THIS EVENT IS PART OF MAYWORKS 2016 https://www.retailaction.ca/mayworks/
Victoria Premiere of Goodwin's Way documentary linking miners' struggles in the 1910's with recent organising to win against the Raven Coal Project on K'omoks, Tla'amin and Homalco Territories. Part of Mayworks events.
7:00 - 7:30 - Meet and greet with film director Neil Vokey
7:30 to 8:30 - Film Screening - "Goodwin's Way"
8:30 to 9:30 - Panel on the intersectionality of labour and enviornmentalism on Vancouver Island.
Q&A with director Neil Vokey to follow.
Torrance Costs (Wilderness Commitee), Robin Toszak (Victoria District Labour Council), Neil Vokey (Director Goodwin"s Way) - Hosted by MC Kelly Newhook (TAPS Executive Director)
Suggested donation $5-15 to cover costs, no one turned away.
All ages. solstice café coffee, tea, treats & licenced beverages available
This event takes place on Lewkungen (Songhees and Esquimalt) territories
Almost a century after controversial labour activist Ginger Goodwin was shot down, residents of Cumberland, B.C. find themselves at a crossroads when highway signs honouring his memory disappear.
By removing the signs marking “Ginger Goodwin Way”, supporters claim that the provincial government aimed to erase a powerful legacy of workers' rights. Meanwhile, his critics argue that Goodwin was nothing more than a lawbreaker, a draft-dodger, and a rabble-rouser.
The notorious Cumberland mineworker took part in some of Canada’s most important labour battles of the early 1900s. Blackballed after the bitter 1912 Vancouver Island miner’s strike, Goodwin fought for the eight-hour workday at the height of World War I, while boldly opposing the conscription of his fellow workers. His influence was so great that his death in 1918 prompted Canada's first-ever general strike.
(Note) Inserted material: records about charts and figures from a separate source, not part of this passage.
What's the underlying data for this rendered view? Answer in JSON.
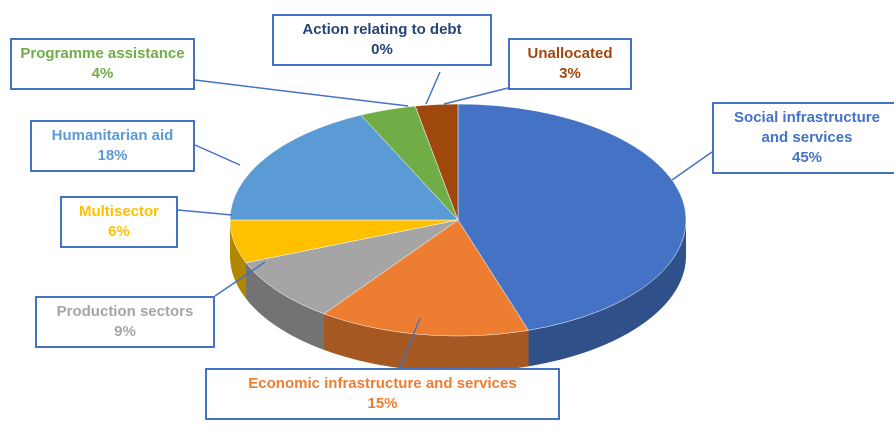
{
  "chart_data": {
    "type": "pie",
    "categories": [
      "Social infrastructure and services",
      "Economic infrastructure and services",
      "Production sectors",
      "Multisector",
      "Humanitarian aid",
      "Programme assistance",
      "Action relating to debt",
      "Unallocated"
    ],
    "values": [
      45,
      15,
      9,
      6,
      18,
      4,
      0,
      3
    ],
    "value_labels": [
      "45%",
      "15%",
      "9%",
      "6%",
      "18%",
      "4%",
      "0%",
      "3%"
    ],
    "colors": [
      "#4472c4",
      "#ed7d31",
      "#a5a5a5",
      "#ffc000",
      "#5b9bd5",
      "#70ad47",
      "#264478",
      "#9e480e"
    ]
  }
}
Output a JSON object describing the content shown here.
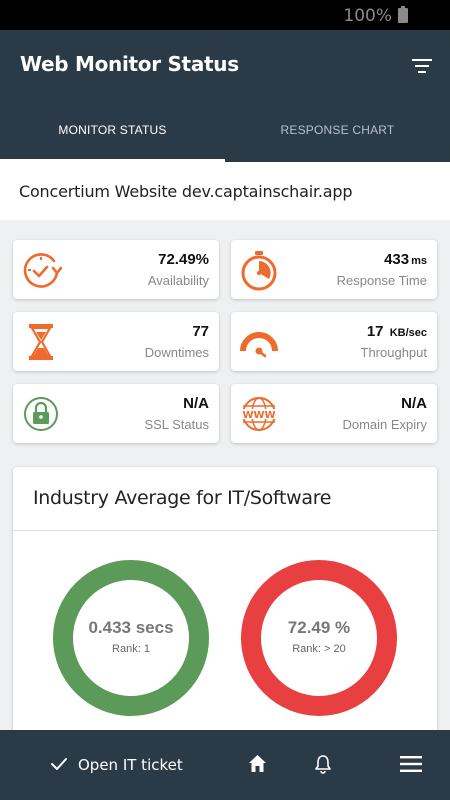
{
  "status_bar": {
    "battery_text": "100%"
  },
  "app_bar": {
    "title": "Web Monitor Status",
    "tabs": [
      {
        "label": "MONITOR STATUS",
        "active": true
      },
      {
        "label": "RESPONSE CHART",
        "active": false
      }
    ]
  },
  "site": {
    "name": "Concertium Website dev.captainschair.app"
  },
  "metrics": {
    "availability": {
      "value": "72.49%",
      "label": "Availability",
      "icon": "availability-clock-icon"
    },
    "response_time": {
      "value": "433",
      "unit": "ms",
      "label": "Response Time",
      "icon": "stopwatch-icon"
    },
    "downtimes": {
      "value": "77",
      "label": "Downtimes",
      "icon": "hourglass-icon"
    },
    "throughput": {
      "value": "17",
      "unit": "KB/sec",
      "label": "Throughput",
      "icon": "gauge-icon"
    },
    "ssl": {
      "value": "N/A",
      "label": "SSL Status",
      "icon": "lock-icon"
    },
    "domain_expiry": {
      "value": "N/A",
      "label": "Domain Expiry",
      "icon": "www-globe-icon"
    }
  },
  "industry": {
    "title": "Industry Average for IT/Software",
    "rings": [
      {
        "value": "0.433 secs",
        "rank_label": "Rank:",
        "rank": "1",
        "color": "#5b9a58"
      },
      {
        "value": "72.49 %",
        "rank_label": "Rank:",
        "rank": "> 20",
        "color": "#e84040"
      }
    ]
  },
  "bottom_bar": {
    "ticket_label": "Open IT ticket"
  },
  "colors": {
    "primary": "#2b3a47",
    "accent": "#ee6a2d",
    "ssl_green": "#5b9a58"
  }
}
Now, just two kilometers from the road that once bore his name, clouds loom over the site of a newly-proposed coalmine. While Cumberland’s young families dream of transcending their town's traditional reliance on a boom-and-bust resource economy, the Raven Coal Project threatens to return the region to a era that left boarded-up buildings, slag heaps, and industrial clean-up sites in its wake.
Goodwin's Way examines a town's grassroots resistance to a coal-powered future, as Cumberland residents reconnect with Goodwin’s legacy of passionate defiance: his "way".
Neil Vokey is an emerging filmmaker inspired by storytelling that fosters critical thinking and compassion. He grew up Comox Valley and studied documentary filmmaking at the Capilano University Film Centre in Vancouver. Goodwin’s Way, which draws parallels between past and present struggles for social justice in the town of Cumberland BC, is Neil’s first 1-hour documentary. He currently lives in East Vancouver, BC.